Вскоре мы обнаружили, что это впечатление обманчиво. По мере приближения к порту Марсель зримо преобразовывался в североафриканский мегаполис: проститутки и сутенеры на каждом углу, снующие туда-сюда стайки магрибских мальчишек с хищными глазами, под завязку забитые товарами лавчонки, заколоченные досками магазины, пахнущие специями и жареной картошкой рестораны, тенистые кафе, эротические кинотеатры с вызывающими афишами… По пути мы были вынуждены несколько раз обходить лежавших на земле людей или переступать через них — пьяных, обнюхавшихся или просто безнадежно отчаявшихся.
Мы с папой шагали молча, но в каждом из нас нарастало беспокойство. Было уже темно, ощущение неизвестности и опасности усиливалось. Мне хотелось предложить вернуться в отель, но я не осмеливался и не находил нужных слов, боясь, что папа обидится и
Подозреваю, в голове отца мелькали похожие мысли, но, как и я, он ничего не сказал. Папа закурил, украдкой поглядывая по сторонам — похоже, опасался, что его любопытство покажется кому-то навязчивым и это может привести к печальным последствиям.
Неожиданно за нашими спинами раздались крики. Обернувшись, мы увидели юркого щуплого юношу-магрибца, перебегавшего дорогу. За ним гнались двое полицейских. Один из них двигался устрашающе, будто игрок в регби, преследовавший противника. Если какой-нибудь прохожий оказывался у него на пути, офицер, не сбавляя скорости, отшвыривал того в сторону. Парнишка несся во все лопатки, но полицейский, несомненно, был превосходным бегуном и методично его догонял.
Сцена разворачивалась на наших глазах в собственном ритме и была исполнена первобытной красоты.
Заключительный этап погони проходил вдоль трамвайных путей, которые выглядели почти как легкоатлетическая дорожка. Наконец полицейский настиг беглеца, сбил его с ног и повалил наземь. Это случилось примерно в пятидесяти ярдах от нас, и я приблизился посмотреть, что будет дальше. Я отчетливо чувствовал, что отец хочет меня остановить, но сдерживается.

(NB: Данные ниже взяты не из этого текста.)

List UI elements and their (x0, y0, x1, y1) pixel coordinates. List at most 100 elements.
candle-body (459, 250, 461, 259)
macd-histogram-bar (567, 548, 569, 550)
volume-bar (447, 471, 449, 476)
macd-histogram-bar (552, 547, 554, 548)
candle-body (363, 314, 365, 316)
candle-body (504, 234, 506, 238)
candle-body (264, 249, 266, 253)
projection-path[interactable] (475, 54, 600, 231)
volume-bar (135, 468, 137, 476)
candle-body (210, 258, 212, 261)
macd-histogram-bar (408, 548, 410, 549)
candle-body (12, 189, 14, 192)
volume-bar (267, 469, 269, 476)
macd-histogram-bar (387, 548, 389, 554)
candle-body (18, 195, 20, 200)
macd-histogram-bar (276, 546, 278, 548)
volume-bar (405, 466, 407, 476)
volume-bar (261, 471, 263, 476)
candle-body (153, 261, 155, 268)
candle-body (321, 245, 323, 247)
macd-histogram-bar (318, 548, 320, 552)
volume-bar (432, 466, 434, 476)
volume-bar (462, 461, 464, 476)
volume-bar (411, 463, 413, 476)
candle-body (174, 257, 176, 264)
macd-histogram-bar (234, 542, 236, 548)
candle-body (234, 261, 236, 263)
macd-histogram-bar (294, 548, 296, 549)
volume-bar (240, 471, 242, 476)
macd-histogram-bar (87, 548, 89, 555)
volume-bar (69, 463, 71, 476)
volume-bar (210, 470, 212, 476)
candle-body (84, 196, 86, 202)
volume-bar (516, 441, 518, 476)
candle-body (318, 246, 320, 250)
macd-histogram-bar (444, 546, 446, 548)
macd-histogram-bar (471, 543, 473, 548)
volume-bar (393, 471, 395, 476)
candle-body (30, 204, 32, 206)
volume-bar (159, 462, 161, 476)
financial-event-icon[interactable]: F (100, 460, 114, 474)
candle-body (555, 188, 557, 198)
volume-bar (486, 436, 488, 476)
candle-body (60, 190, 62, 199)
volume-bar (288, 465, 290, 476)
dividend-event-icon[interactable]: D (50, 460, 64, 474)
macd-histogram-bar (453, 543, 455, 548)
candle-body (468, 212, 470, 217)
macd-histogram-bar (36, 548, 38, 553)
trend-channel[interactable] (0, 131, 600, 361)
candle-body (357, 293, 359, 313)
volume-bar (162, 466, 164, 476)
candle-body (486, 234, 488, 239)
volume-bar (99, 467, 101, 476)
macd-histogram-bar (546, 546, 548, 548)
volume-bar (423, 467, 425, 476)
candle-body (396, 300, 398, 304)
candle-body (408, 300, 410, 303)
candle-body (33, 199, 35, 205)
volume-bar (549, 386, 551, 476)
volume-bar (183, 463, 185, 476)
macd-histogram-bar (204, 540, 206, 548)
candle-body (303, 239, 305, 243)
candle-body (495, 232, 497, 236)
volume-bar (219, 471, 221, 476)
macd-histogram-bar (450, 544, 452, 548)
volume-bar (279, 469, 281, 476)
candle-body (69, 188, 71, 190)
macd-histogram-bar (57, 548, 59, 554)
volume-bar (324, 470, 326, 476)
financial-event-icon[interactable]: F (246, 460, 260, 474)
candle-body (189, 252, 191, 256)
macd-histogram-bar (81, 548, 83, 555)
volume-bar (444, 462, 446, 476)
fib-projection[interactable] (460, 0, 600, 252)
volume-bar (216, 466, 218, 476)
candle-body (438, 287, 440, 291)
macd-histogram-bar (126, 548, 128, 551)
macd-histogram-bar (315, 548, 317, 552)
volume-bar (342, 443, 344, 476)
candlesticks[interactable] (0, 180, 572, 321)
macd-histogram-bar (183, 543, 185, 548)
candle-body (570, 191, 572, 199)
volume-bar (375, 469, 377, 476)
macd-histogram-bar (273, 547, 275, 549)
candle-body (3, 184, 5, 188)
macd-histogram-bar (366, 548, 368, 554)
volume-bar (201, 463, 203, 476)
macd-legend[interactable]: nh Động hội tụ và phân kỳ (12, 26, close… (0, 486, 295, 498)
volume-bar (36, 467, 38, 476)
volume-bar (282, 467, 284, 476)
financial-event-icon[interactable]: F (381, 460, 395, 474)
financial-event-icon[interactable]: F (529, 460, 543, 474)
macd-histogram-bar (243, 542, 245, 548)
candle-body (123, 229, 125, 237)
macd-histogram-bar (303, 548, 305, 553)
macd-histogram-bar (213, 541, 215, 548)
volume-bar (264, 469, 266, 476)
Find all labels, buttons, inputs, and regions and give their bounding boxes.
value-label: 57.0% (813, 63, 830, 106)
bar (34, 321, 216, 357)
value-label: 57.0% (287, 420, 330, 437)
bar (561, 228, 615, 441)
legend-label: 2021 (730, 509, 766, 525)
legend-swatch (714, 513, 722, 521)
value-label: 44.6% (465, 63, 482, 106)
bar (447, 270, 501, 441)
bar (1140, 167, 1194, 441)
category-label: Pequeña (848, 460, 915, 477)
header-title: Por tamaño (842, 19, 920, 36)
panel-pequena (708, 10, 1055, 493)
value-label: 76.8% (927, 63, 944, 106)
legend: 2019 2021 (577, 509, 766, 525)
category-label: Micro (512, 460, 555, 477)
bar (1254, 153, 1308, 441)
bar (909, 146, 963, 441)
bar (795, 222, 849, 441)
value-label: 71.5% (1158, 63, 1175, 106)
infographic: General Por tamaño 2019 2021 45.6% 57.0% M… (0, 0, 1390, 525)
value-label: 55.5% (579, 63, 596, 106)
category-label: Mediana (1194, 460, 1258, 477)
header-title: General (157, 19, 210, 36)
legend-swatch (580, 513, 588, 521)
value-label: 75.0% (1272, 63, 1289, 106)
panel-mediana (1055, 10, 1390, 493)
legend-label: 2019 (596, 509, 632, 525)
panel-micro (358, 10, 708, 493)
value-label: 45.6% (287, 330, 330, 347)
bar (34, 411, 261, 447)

Белобрысый офицер, напоминавший скорее немца, чем француза, поднял парнишку с земли, швырнул его на закрытые металлические ставни какого-то магазинчика и принялся обыскивать. Почти сразу же он нашел в кармане магрибца что-то, чего я не мог различить, и жутко разозлился: сунув предмет в карман, полицейский стал выкрикивать непонятные слова и изо всех сил дубасить паренька. Когда второй офицер догнал своего коллегу, вокруг уже собиралась толпа темнокожих людей, глаза которых были полны страха и ненависти.

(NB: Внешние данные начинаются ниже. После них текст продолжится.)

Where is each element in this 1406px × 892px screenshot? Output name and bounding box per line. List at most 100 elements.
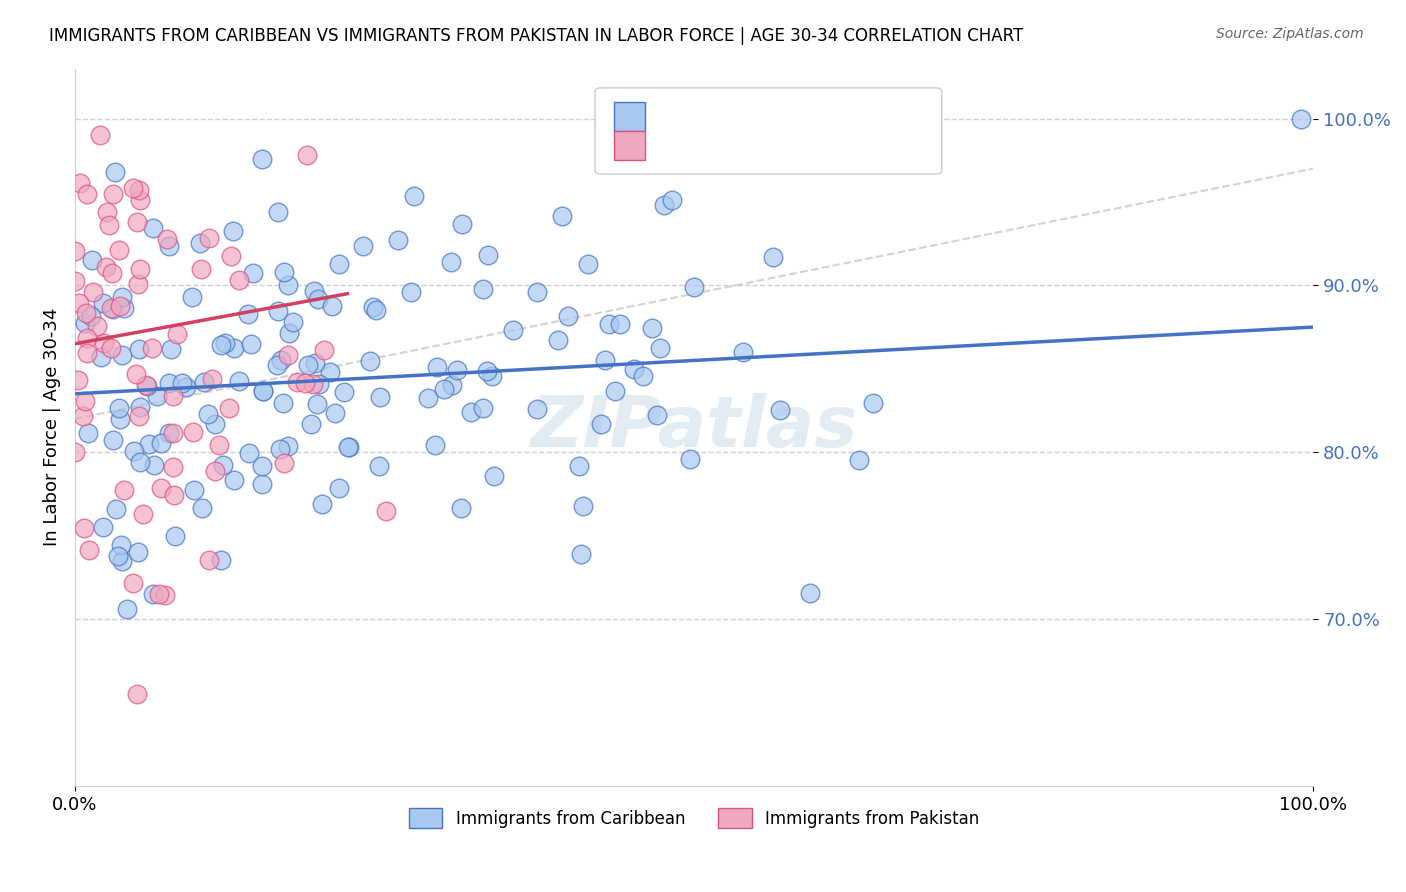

Полицейские лихорадочно затараторили, первый свел руки задержанного за спиной и защелкнул на них наручники, второй, лысый и костлявый, гаркнул на зевак, которых было уже человек пятнадцать, а то и больше.
— Что он сказал? — спросил я у папы.
— Проваливайте, пока целы.
Но они не двигались, и выражения их лиц становились все суровее. Кто-то что-то выкрикнул, кто-то плюнул в офицеров, которым явно сделалось не по себе. Затем лысый полицейский вытащил пистолет, направил его на собравшихся и снова гаркнул. В его свирепом голосе прозвучали истерические нотки. Люди сделали шаг назад, однако никто из них не убежал.
Мы были метрах в десяти от места стычки. Отец тронул меня за плечо и произнес:
— Идем.
— Подожди, — отозвался я.
Он не настаивал. Полицейский поднял пистолет в воздух и дважды выстрелил. Через несколько мгновений, словно отвечая на зов, завыли сирены. Толпа разлетелась как стая птиц.
Подкатили две машины, из них вышли люди в форме. Мигалки на крышах автомобилей продолжали работать, пульсируя, будто огни светомузыки на дискотеке.
Правонарушителя погрузили в одну из машин, и та, пронзительно вжикнув шинами, умчалась прочь.